How Do You Integrate 1/(x^2 + 1)^2 Using the Hermite-Ostrogradski Method?

[righteous818]

i am have been at this whole day can you tell me how to integrate 1/(x^2 +1)^2

 

[CaptainBlack]

i am have been at this whole day can you tell me how to integrate 1/(x^2 +1)^2

integral 1/(x^2+1)^2 - Wolfram|Alpha

and click on show steps.

CB

 

[Fernando Revilla]

i am have been at this whole day can you tell me how to integrate 1/(x^2 +1)^2

An alternative: the problem is just routine if you know the Hermite-Ostrogradski method.

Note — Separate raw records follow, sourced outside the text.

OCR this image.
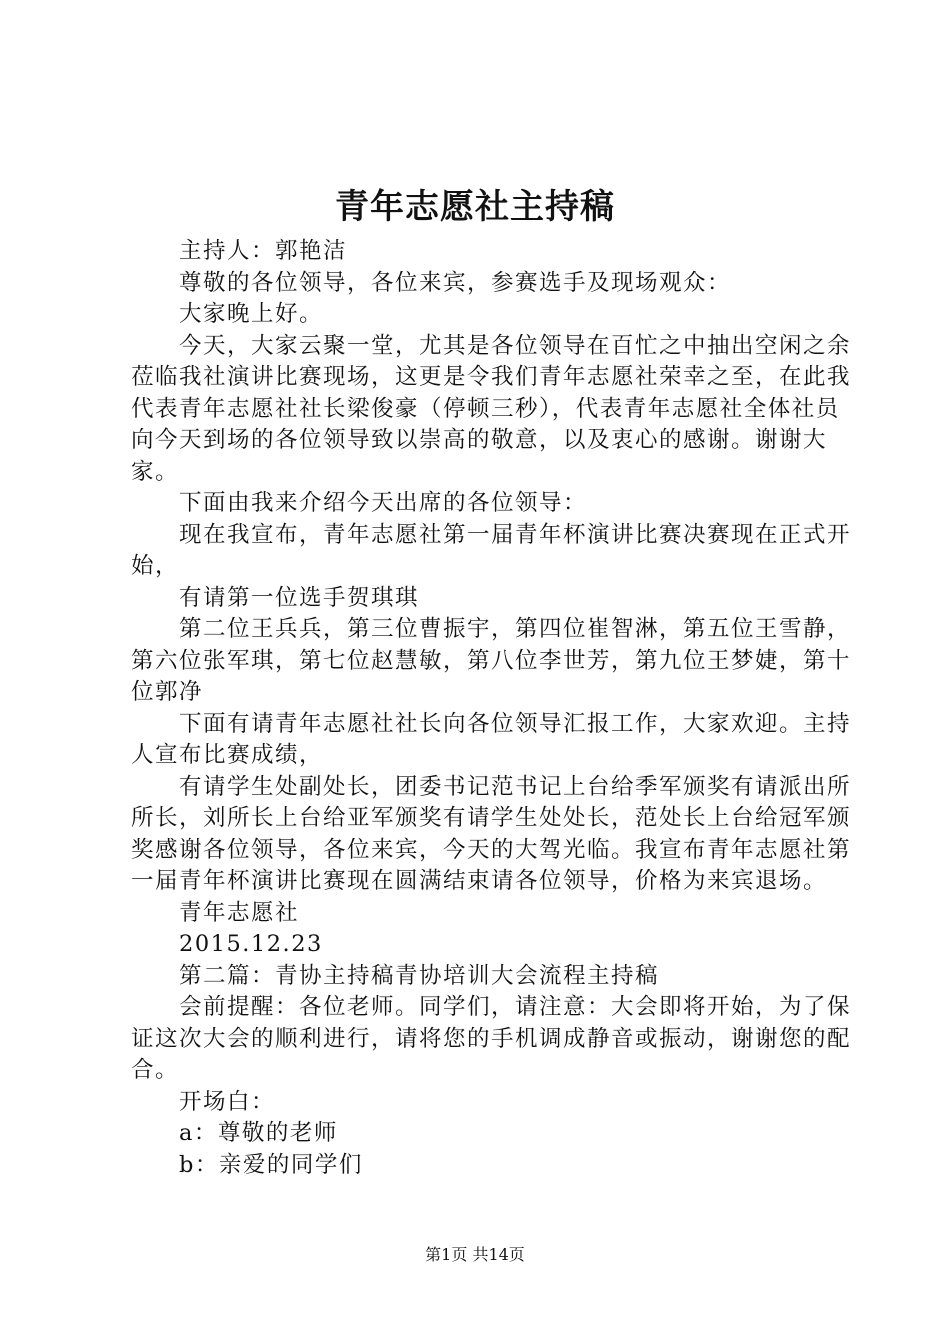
青年志愿社主持稿

主持人：郭艳洁

尊敬的各位领导，各位来宾，参赛选手及现场观众：

大家晚上好。

今天，大家云聚一堂，尤其是各位领导在百忙之中抽出空闲之余莅临我社演讲比赛现场，这更是令我们青年志愿社荣幸之至，在此我代表青年志愿社社长梁俊豪（停顿三秒），代表青年志愿社全体社员向今天到场的各位领导致以崇高的敬意，以及衷心的感谢。谢谢大家。

下面由我来介绍今天出席的各位领导：

现在我宣布，青年志愿社第一届青年杯演讲比赛决赛现在正式开始，

有请第一位选手贺琪琪

第二位王兵兵，第三位曹振宇，第四位崔智淋，第五位王雪静，第六位张军琪，第七位赵慧敏，第八位李世芳，第九位王梦婕，第十位郭净

下面有请青年志愿社社长向各位领导汇报工作，大家欢迎。主持人宣布比赛成绩，

有请学生处副处长，团委书记范书记上台给季军颁奖有请派出所所长，刘所长上台给亚军颁奖有请学生处处长，范处长上台给冠军颁奖感谢各位领导，各位来宾，今天的大驾光临。我宣布青年志愿社第一届青年杯演讲比赛现在圆满结束请各位领导，价格为来宾退场。

青年志愿社

2015.12.23

第二篇：青协主持稿青协培训大会流程主持稿

会前提醒：各位老师。同学们，请注意：大会即将开始，为了保证这次大会的顺利进行，请将您的手机调成静音或振动，谢谢您的配合。

开场白：

a：尊敬的老师

b：亲爱的同学们

第1页 共14页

Denoting $q(x)=(x^2+1)^2$ we have

$q_1(x)=\gcd \left\{ q(x),q'(x)\right\}=\gcd \left\{ (x^2+1)^2,2x(x^2+1) \right\}=x^2+1$

$q_2(x)=\dfrac{q(x)}{q_1(x)}=x^2+1$

Then,

$\displaystyle\int \dfrac{1}{(x^2+1)^2}\;dx=\dfrac{Ax+B}{q_1(x)}+\int \dfrac{Cx+D}{q_2(x)}\;dx$

equivalently:

$\displaystyle\int \dfrac{1}{(x^2+1)^2}\;dx=\dfrac{Ax+B}{x^2+1}+\int \dfrac{Cx+D}{x^2+1}\;dx$

and we can determine $A,B,C,D$ differentiating both sides with respect to x.